The TSPred R-Package enables the evaluation of time series prediction methods against ARIMA. ARIMA establishes a baseline linear prediction model that can be consistently used to compare with several other machine learning methods. In order to aid such comparison, we have included some benchmark prediction competition datasets. Some of the cited evaluation processes with respect to 5 of the most important time series prediction competitions organized so far are presented in the following.

These competitions were adopted as they maintain their datasets and results available, besides making accessible the papers of a large number of competitors, which describe their applied methods. The works presented in them comprehend a large variety of machine learning methods, which demonstrate great efforts done by the community of scientists on the time series prediction problem through years.

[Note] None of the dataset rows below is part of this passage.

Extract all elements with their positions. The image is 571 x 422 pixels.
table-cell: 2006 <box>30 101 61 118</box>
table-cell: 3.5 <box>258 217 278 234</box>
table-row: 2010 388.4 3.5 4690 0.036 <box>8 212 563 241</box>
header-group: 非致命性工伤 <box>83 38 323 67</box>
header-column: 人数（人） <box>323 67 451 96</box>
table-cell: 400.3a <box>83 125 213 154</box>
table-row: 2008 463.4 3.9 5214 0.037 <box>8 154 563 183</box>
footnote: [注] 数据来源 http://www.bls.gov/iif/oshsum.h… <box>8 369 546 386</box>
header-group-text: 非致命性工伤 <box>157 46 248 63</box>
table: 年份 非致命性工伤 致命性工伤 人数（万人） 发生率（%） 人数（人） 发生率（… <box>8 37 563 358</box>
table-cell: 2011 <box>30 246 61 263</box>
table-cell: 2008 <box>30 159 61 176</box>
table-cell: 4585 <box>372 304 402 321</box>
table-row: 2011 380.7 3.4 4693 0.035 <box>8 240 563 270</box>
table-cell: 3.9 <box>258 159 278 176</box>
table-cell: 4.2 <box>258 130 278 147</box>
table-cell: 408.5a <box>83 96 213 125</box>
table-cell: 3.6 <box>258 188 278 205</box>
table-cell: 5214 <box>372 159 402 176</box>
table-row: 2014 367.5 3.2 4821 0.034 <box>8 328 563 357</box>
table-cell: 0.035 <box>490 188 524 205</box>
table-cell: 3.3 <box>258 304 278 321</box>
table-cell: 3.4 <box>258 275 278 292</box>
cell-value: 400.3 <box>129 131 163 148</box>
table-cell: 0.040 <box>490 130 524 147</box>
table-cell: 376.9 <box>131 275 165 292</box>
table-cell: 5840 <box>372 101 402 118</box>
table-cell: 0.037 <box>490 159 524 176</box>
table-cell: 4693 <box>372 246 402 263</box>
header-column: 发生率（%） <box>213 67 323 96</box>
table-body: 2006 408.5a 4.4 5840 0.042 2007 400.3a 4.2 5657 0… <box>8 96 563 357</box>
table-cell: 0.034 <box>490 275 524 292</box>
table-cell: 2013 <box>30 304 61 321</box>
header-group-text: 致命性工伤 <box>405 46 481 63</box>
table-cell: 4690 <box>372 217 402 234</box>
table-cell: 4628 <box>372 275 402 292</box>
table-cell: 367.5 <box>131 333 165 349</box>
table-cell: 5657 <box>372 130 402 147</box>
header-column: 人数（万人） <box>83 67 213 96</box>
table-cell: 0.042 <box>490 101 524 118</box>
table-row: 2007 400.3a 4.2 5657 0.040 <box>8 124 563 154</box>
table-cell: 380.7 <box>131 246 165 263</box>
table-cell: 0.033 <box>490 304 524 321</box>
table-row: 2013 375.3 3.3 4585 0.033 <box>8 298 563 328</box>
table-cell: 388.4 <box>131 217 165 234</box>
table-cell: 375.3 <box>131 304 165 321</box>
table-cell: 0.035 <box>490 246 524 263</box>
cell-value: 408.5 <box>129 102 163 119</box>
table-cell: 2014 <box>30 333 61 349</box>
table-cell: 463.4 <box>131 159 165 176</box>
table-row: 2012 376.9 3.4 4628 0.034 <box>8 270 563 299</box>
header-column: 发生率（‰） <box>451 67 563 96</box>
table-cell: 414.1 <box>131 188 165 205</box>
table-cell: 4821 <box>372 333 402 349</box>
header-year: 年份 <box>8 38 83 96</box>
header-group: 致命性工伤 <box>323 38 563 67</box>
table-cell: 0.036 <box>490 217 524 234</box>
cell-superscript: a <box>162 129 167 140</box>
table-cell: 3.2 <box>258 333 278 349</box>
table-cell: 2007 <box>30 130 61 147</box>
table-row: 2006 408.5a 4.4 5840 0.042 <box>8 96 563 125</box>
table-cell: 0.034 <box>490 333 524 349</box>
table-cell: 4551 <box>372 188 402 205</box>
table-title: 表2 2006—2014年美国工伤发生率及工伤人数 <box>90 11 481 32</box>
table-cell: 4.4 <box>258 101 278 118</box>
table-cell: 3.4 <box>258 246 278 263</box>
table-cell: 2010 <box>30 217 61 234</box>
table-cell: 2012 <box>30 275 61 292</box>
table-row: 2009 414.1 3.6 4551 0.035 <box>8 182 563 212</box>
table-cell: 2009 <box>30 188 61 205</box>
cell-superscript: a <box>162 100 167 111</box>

Furthermore, all the selected competitions provide free and easy access to the performance evaluation metrics used, as well as the ranked prediction errors found by each of their 125 competitors. This enabled us to compare the prediction errors and performance of the competitors’ methods against the baseline. Thus, the test and analysis of prediction results are facilitated.

These selected benchmarks differ from each other in many aspects, such as the number of time series and their length, number of observations to be predicted, seasonality, missing data, prediction error metrics, etc.